Venue
BFI
Location

Minutes into Michael Snow’s 1967 film Wavelength, a woman enters the shot, switches on a radio and Strawberry Fields Forever crackles into the room.

Living is easy with eyes closed
Misunderstanding all you see

These are fitting words, for Snow helped pioneer a moment in experimental filmmaking that aimed to free the spectator from cinema’s illusion and the narrative gymnastics of the preceding decades’ avante-garde. We the spectators were to become active, via a style (later dubbed “structural”) that focused on the essential form of the medium itself.

Upon attending a sold-out showing of Wavelength earlier this month at the BFI, I discovered that the film is notoriously difficult to describe. On one hand there is what happens, that is, a forty-five minute camera zoom across a spare New York loft. It proceeds and pauses, jerks and – at least once – pulls back. Fades to white are common, as in-camera editing reveals the choppy passage of night and day. And the faint outlines of a murder mystery flit in an out, almost sardonically.

To truly describe this film, the word experience is key. Together, the audience undergoes a gradual loss: their collective focus intensifies as the frame narrows towards its final point. Viewers weather a growing frequency of sound that rises until it is beyond the range of Snow’s recording equipment. As this sound reaches a nearly unbearable pitch, the camera closes in on a photograph, which then blurs into blankness.

The film’s slow movement inward keeps the audience locked in real time. But when viewing this film, I was momentarily taken out of the present when Strawberry Fields began to play. It reminded me just how much Wavelength is a piece of film history. And what I want to know is, how is our experience of this film informed differently in 2009 than it might have been in 1967?

Wavelength was part of a political development in the arts. Before film historian P. Adams Sitney named Snow and his cohort “structural” filmmakers, they sometimes called their work “materialist”, referring more explicitly to Marxism’s “dialectical materialism”. This helps us understand their commitment to undermining the techniques of image-production and granting productive power to the viewer.

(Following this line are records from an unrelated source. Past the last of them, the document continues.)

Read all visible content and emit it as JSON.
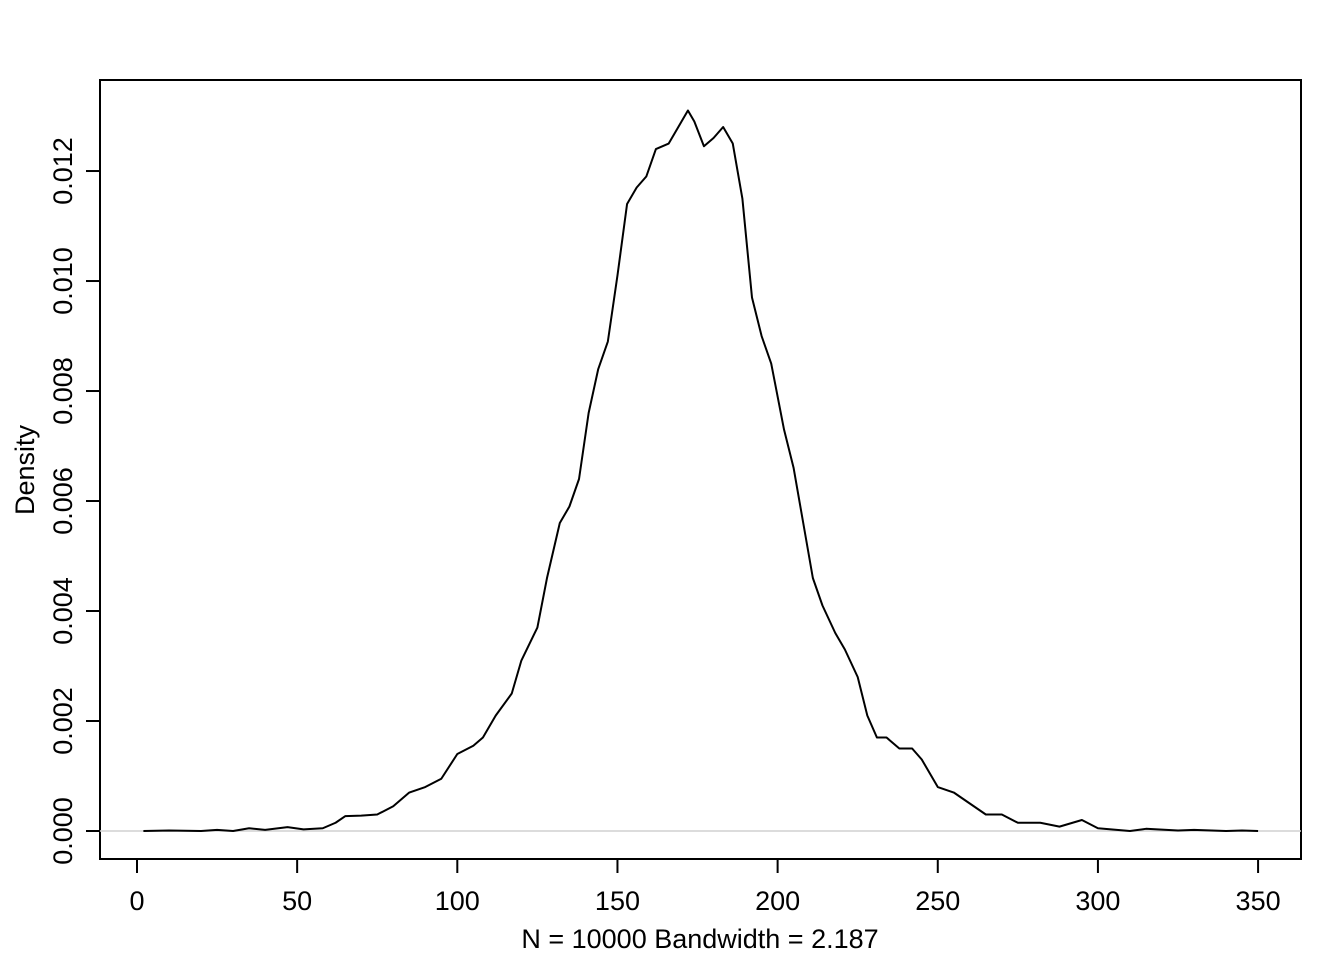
{
  "chart_data": {
    "type": "line",
    "x_label": "N = 10000   Bandwidth = 2.187",
    "y_label": "Density",
    "series": [
      {
        "color": "#000000",
        "x": [
          2,
          10,
          20,
          25,
          30,
          35,
          40,
          47,
          52,
          58,
          62,
          65,
          70,
          75,
          80,
          85,
          90,
          95,
          100,
          105,
          108,
          112,
          117,
          120,
          125,
          128,
          132,
          135,
          138,
          141,
          144,
          147,
          150,
          153,
          156,
          159,
          162,
          166,
          170,
          172,
          174,
          177,
          180,
          183,
          186,
          189,
          192,
          195,
          198,
          202,
          205,
          208,
          211,
          214,
          218,
          221,
          225,
          228,
          231,
          234,
          238,
          242,
          245,
          250,
          255,
          260,
          265,
          270,
          275,
          282,
          288,
          295,
          300,
          310,
          315,
          325,
          330,
          340,
          345,
          350
        ],
        "values": [
          0,
          1e-05,
          0,
          2e-05,
          0,
          5e-05,
          2e-05,
          7e-05,
          3e-05,
          5e-05,
          0.00015,
          0.00027,
          0.00028,
          0.0003,
          0.00045,
          0.0007,
          0.0008,
          0.00095,
          0.0014,
          0.00155,
          0.0017,
          0.0021,
          0.0025,
          0.0031,
          0.0037,
          0.0046,
          0.0056,
          0.0059,
          0.0064,
          0.0076,
          0.0084,
          0.0089,
          0.0101,
          0.0114,
          0.0117,
          0.0119,
          0.0124,
          0.0125,
          0.0129,
          0.0131,
          0.0129,
          0.01245,
          0.0126,
          0.0128,
          0.0125,
          0.0115,
          0.0097,
          0.009,
          0.0085,
          0.0073,
          0.0066,
          0.0056,
          0.0046,
          0.0041,
          0.0036,
          0.0033,
          0.0028,
          0.0021,
          0.0017,
          0.0017,
          0.0015,
          0.0015,
          0.0013,
          0.0008,
          0.0007,
          0.0005,
          0.0003,
          0.0003,
          0.00015,
          0.00015,
          8e-05,
          0.0002,
          5e-05,
          0,
          4e-05,
          1e-05,
          2e-05,
          0,
          1e-05,
          0
        ]
      }
    ],
    "xlim": [
      -11.55,
      363.4
    ],
    "ylim": [
      -0.000509,
      0.013655
    ],
    "xticks": [
      0,
      50,
      100,
      150,
      200,
      250,
      300,
      350
    ],
    "yticks": [
      {
        "value": 0,
        "label": "0.000"
      },
      0.002,
      0.004,
      0.006,
      0.008,
      {
        "value": 0.01,
        "label": "0.010"
      },
      0.012
    ],
    "zero_line": true,
    "zero_line_color": "#d0d0d0"
  }
}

After the screening, a group of panellists, including filmmaker William Raban and BFI Head of Exhibitions Elisabetta Fabrizi, discussed Wavelength. They applauded it for all the reasons that made it radical forty years ago, providing valuable insights into Wavelength’s context. Unfortunately, they didn’t bring this political discussion into the present, aside from the suggestion that we simply can’t relate to the film’s politics now. Why can’t we? I don’t think we’ve moved on from notions concerning the spectator or the interplay of form and theory. Works like Wavelength can help us look at our current methods of exploring the relationship between the artist and an audience. We might find that, living in a similarly destabilised time, we can respond to Snow’s Wavelength not only as a brilliant artefact, but truly in the present tense.